Anxiety means that your mind is so full of crazy-town thoughts you forget important things, are late for big meetings, and always seem flustered. As for sleeping well, forget it.
Adult ADHD is the greater holder-back of high IQ types. All that smart stuff gone to waste because you can’t finish projects, or get bored and bail right before good things happen.
Personality disorders mean you waste a lot of time trying to get along with people. Who just never seem to think like you do or understand you. It’s exhausting and takes a lot of time out of your day that could otherwise be used for reaching your full potential.
If this is true, how can you reach your full potential?
Remember, delegating is key. And sometimes what we need to delegate is figuring it all out ourselves.
In other words, we need support. Not just friends who tell us what we want to hear, or family members who are invested in our decisions and, even if well-meaning, want to sway us in a way that benefits them.
Proper support may be a coach, a counsellor, or a psychotherapist. Someone who creates a safe space, challenges you to see a new perspective, and encourages you to try new ways of thinking and being that move you to your real potential.
Talk therapies that can help if you want to reach your full potential include:
Time to stop the struggle and finally move forward?

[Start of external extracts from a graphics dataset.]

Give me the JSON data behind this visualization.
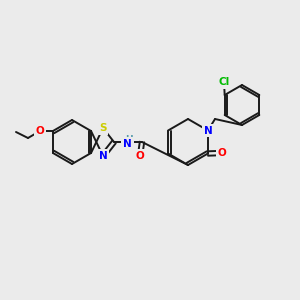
{
  "background_color": "#ebebeb",
  "bond_color": "#1a1a1a",
  "atom_colors": {
    "N": "#0000ff",
    "O": "#ff0000",
    "S": "#cccc00",
    "Cl": "#00bb00",
    "NH": "#5599aa",
    "C": "#1a1a1a"
  },
  "fig_width": 3.0,
  "fig_height": 3.0,
  "dpi": 100
}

We connect you to top London talk therapists. Or find UK-wide registered therapists and online counsellors on our booking site.
Still have a question about how to reach your full potential? Or want to share your best tip with other readers? Use the comment box below.
Andrea M. Darcy is a mental health and wellbeing expert with training in person-centred counselling and coaching. Find her on Twitter and Linkedin. and on Instagram @am_darcy
I know I havent reached my full potential…and it doesnt get less important as i get older. The trouble is I havent had the best upbringing..my mother was cold and unfeeling until she died…I dont blame her but its left me with the fear of intimacy. How can you suddenly produce something that you have never experienced.. I find it hard to communicate my true feelings and the thought of talking to a therapist about my deepest fears is not something which I can easily do. I have low self esteem and see life passing me by.
Rosalin, these are great realisations, and you have very good levels of honesty with yourself. We think you’d be surprised about trying therapy and really benefit. It’s totally okay to be afraid, most people are, and you can tell a therapist that in a first session. It’s a therapists job to create a safe, special space for you to slowly open up. It’s not instant, it takes time and commitment, but don’t let fear or worry about the process stop you.
I think my fullest potential would have been becoming a doctor. Now I have so much knowledge and interest in a subject that the average people around me can’t relate to. I crave being around a more intellectual community. I crave being respected for what I know and useful. I am about to have a child and feel like my dreams were dashed. I also did not have any emotional support in my teens and college years, so I didn’t think I could handle the rigor of med school. I feel I haven’t reached my fullest potential. Cost of education is also a factor. What do you think?